The judge ordered that the claimant’s damages for future pecuniary loss should take the form of periodical payments.

The court then considered if this order would be variable. This would allow the defendant to apply (only once) for the order to be varied if the claimant’s condition significantly changed in the future. In this case, it was likely the claimant would suffer significant deterioration as a result of the defendant’s negligence.

The defendant argued it was likely the claimant would in the future need to move to an institutional care environment. This would reduce the overall cost of the claimant’s care. The defendant argued they should have a right to vary the order should this situation arise to reduce their payments, which would ultimately be a benefit to the public purse.  

The judge agreed with the defendant and used his discretion to make a variable order.

The personal injury trust

A more interesting aspect of the judgment is perhaps the argument advanced by the claimant that she should be awarded the cost of setting up and running a personal injury trust (PIT). A PIT would provide protection and security for the funds awarded in damages. The claimant argued she was vulnerable to financial exploitation because of her mental health and that a trust would place a shield between her and the money.

A PIT is routinely awarded by the courts when a claimant lacks capacity. In this case the claimant did have capacity, but there were concerns about her ability to manage money. Both experts agreed that the claimant was at risk of “getting into the kind of interpersonal relationship in which she is vulnerable to exploitation by an intimate or dependent”.

It was submitted that the usual form of a PIT is as a bare trust which is described as: "one where property is vested in one person on trust for another, but where the trustee owes no active duties arising from his status as trustee. His sole duty is to convey the trust property as the beneficiary directs him.”

Therefore, as the claimant was found to have capacity, the trustees would have extremely limited duties over the trust. The trustees would be powerless to prevent the claimant from spending her money in any way that she chose.

The claimant also argued that the court had a positive duty to protect the vulnerable and Rabone v Pennine Healthcare [2012] was cited as the authority for this. They argued the court had a duty to protect the claimant from the risk of suicide and this duty should be discharged by requiring the defendant to pay for the PIT.

On considering the facts, judge Bird did determine that the risk of suicide was both real and immediate. However, the judge determined that the duty of protection did not arise. This was because Rabone held, that even the presence of a real and immediate risk to life is not sufficient for the operational duty to arise. Judge Bird also took into consideration the following factors:

  • That the claimant was not under direct supervision of the state, defendant, or court. She is not an in-patient, and not a protected party.
  • Although the claimant is vulnerable, she has support and takes advice from family
  • That the risk of the claimant committing suicide is, on the evidence, not a high risk.
  • That the risk of suicide had not solely been created by the defendant’s negligence.

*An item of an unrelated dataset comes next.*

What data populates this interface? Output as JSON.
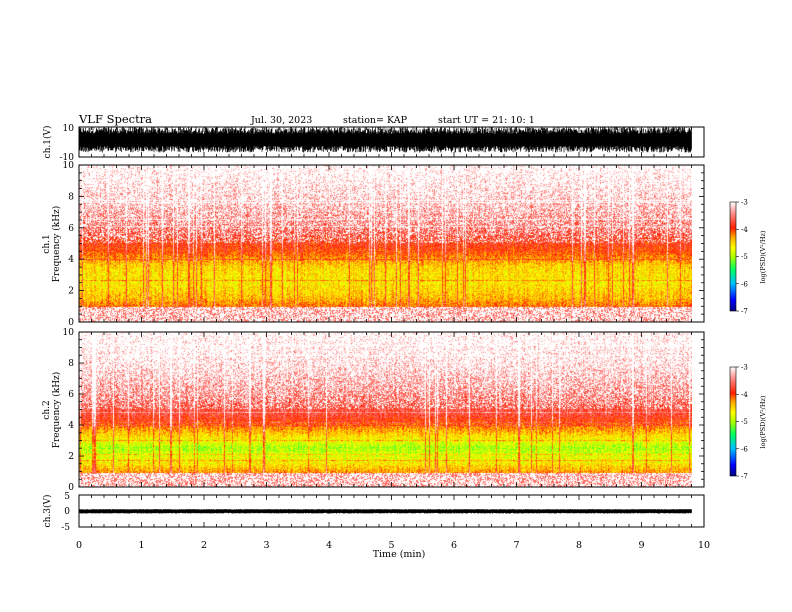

He went further and commented that even if the question of protection arose that the duty had been discharged. Even if he was wrong about this, there were no reasonable steps the court or the defendant should be required to take to deal with the risk. The judge was not persuaded by the claimant’s evidence to award a PIT and did not think such an order would address the risk faced by the claimant in any meaningful way.


This case reaffirms that the Court's obligation to protect does not arise when a claimant is vulnerable, but still has capacity. It was not appropriate to award a PIT in this scenario. As a result, defendants and their insurers can be comfortable that for now, until the law changes, the cost of a PIT will not be awarded where a claimant is found to have capacity.